Pir-i Türkistan Ahmed Yesevi’yi ancak çok geç fark ettik. Maalesef onu daha yeni yeni kütüphanemizin tozlu raflarından gün yüzüne çıkarıp keşfetmiş durumdayız. Ne acı ki batı dünyası; sevgi, şiir, musiki ve edebiyatı bizden önce araştırıp kaynaklara ulaşmaya çalışırken, biz ise hemen başucumuzdaki kaynaklardan bihaber kalmışız. Tabii hal vaziyet böyle olunca netice malum, Hâce Ahmed Yesevi, Mevlâna, Yunus gibi Gönül Sultanları bizim coğrafyamızdan daha çok batıda yankı bulmuş durumda. Nasıl yankı bulmasın ki, bir zamanlar kütüphanelerimizin tozlu raflarına terk ettiğimiz klasiklerimiz batı’yı ortaçağ karanlığından ayağa kaldırmış gözüküyor. Eğer batı kendi Yunan klasiklerini doğunun o engin kültür havzasında yer alan tercüme metinlere başvurmasaydı belki de o çok övündükleri Rönesans vuku bulmayacaktı. Batı dünyası, doğudan sadece ipek ve baharat değil, bilim, şiir, edebiyat, sevgi ve musiki de alır hale geldiğinde ancak ortaçağ bataklığından çıkabilmiştir.

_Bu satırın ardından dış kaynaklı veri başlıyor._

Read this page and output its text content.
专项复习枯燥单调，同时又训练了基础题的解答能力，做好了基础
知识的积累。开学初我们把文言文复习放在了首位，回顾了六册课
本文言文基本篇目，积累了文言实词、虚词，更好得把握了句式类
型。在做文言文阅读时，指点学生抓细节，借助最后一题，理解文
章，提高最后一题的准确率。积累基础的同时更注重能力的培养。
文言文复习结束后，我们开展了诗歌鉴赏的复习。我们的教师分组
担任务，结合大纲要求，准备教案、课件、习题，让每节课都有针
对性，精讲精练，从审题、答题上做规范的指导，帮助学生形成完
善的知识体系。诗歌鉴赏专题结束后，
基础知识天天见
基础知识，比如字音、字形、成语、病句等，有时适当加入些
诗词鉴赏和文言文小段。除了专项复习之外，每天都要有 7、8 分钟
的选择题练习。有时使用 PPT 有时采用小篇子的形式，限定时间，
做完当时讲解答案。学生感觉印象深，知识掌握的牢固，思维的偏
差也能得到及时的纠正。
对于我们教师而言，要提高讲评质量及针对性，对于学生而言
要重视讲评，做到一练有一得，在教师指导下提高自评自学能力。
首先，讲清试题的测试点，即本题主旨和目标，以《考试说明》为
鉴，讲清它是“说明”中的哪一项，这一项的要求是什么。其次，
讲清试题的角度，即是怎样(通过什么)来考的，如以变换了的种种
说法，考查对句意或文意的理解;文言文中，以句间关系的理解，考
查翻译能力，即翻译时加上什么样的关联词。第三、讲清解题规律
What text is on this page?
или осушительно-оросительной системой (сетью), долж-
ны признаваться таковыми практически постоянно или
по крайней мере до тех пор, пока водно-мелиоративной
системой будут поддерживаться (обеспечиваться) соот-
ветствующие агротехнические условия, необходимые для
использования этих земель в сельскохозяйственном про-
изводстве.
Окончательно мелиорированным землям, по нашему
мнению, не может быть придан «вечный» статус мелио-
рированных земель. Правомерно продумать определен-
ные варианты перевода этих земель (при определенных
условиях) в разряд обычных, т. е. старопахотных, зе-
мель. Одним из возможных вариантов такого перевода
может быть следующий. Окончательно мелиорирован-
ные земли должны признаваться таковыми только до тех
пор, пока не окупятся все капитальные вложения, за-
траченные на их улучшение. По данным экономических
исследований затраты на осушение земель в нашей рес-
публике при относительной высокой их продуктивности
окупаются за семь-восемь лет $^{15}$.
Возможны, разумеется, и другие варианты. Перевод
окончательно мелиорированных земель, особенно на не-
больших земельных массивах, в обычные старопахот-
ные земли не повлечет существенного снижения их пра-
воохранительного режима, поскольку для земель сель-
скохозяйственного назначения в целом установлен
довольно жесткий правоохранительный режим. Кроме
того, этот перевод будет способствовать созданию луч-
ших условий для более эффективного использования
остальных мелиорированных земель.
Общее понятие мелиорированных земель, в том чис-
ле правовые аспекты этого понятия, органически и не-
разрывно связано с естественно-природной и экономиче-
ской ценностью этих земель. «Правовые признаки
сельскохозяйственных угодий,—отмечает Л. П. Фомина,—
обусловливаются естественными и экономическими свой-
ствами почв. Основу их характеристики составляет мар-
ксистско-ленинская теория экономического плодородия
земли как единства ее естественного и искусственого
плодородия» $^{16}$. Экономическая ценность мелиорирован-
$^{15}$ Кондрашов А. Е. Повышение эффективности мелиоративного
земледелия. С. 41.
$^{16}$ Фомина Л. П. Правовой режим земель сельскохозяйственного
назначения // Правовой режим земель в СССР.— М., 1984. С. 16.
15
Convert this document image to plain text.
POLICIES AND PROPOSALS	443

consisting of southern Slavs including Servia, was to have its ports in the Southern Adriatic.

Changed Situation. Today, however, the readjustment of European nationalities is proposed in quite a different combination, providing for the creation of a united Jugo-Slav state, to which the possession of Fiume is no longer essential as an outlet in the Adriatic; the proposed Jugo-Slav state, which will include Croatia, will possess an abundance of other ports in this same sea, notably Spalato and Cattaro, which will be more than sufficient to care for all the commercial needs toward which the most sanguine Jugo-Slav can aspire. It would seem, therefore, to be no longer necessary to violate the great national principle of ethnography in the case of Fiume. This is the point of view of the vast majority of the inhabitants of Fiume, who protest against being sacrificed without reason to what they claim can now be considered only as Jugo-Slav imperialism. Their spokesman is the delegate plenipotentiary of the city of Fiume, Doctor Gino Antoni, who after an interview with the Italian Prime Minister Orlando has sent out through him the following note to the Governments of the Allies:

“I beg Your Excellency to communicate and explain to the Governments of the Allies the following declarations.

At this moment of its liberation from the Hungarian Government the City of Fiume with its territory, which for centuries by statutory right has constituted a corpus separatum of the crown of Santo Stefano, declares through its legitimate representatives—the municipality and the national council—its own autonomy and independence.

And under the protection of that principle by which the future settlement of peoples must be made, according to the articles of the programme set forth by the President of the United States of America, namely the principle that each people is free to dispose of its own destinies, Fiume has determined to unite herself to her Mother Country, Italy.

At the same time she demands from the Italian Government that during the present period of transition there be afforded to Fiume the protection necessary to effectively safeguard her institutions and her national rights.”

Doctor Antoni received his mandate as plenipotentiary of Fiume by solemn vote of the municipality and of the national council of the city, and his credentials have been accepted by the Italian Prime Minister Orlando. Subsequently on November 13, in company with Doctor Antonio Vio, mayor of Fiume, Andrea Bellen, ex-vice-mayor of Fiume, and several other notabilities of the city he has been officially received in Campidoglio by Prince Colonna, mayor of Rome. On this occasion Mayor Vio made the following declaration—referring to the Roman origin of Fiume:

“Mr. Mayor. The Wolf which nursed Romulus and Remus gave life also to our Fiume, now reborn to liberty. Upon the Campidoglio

Batı edebiyat sarayına doğu kapısından girilebileceğinin artık farkındadır. Bu farkındalık gayet tabiidir, çünkü aşk, şiir, sevgi ve ruha dair her ne ararsanız doğu revakında fazlasıyla bulunur. Üstelik insanlığa soluk olabilecek tüm bu unsurlar, doğu revakında her an her saniye, doğumdan ölüme kadar yaşanan bir hayat biçiminin parçasıdır. Nasıl mı? İşte doğu insanı burada doğar doğmaz ninnilerle büyümekte ve dolayısıyla duygularını yazıya dökme ihtiyacı duymaz. Kuşkusuz ki, sözlü kültürle yetinmelerinin sebebi, değer verdikleri şeyleri derinlerinde hissetmeleridir. Tabii batı böyle değil, daha çok sol beynini kullanarak her şeyi mantığa ve yazıya döküp kendini hesap kitap içinde bulur.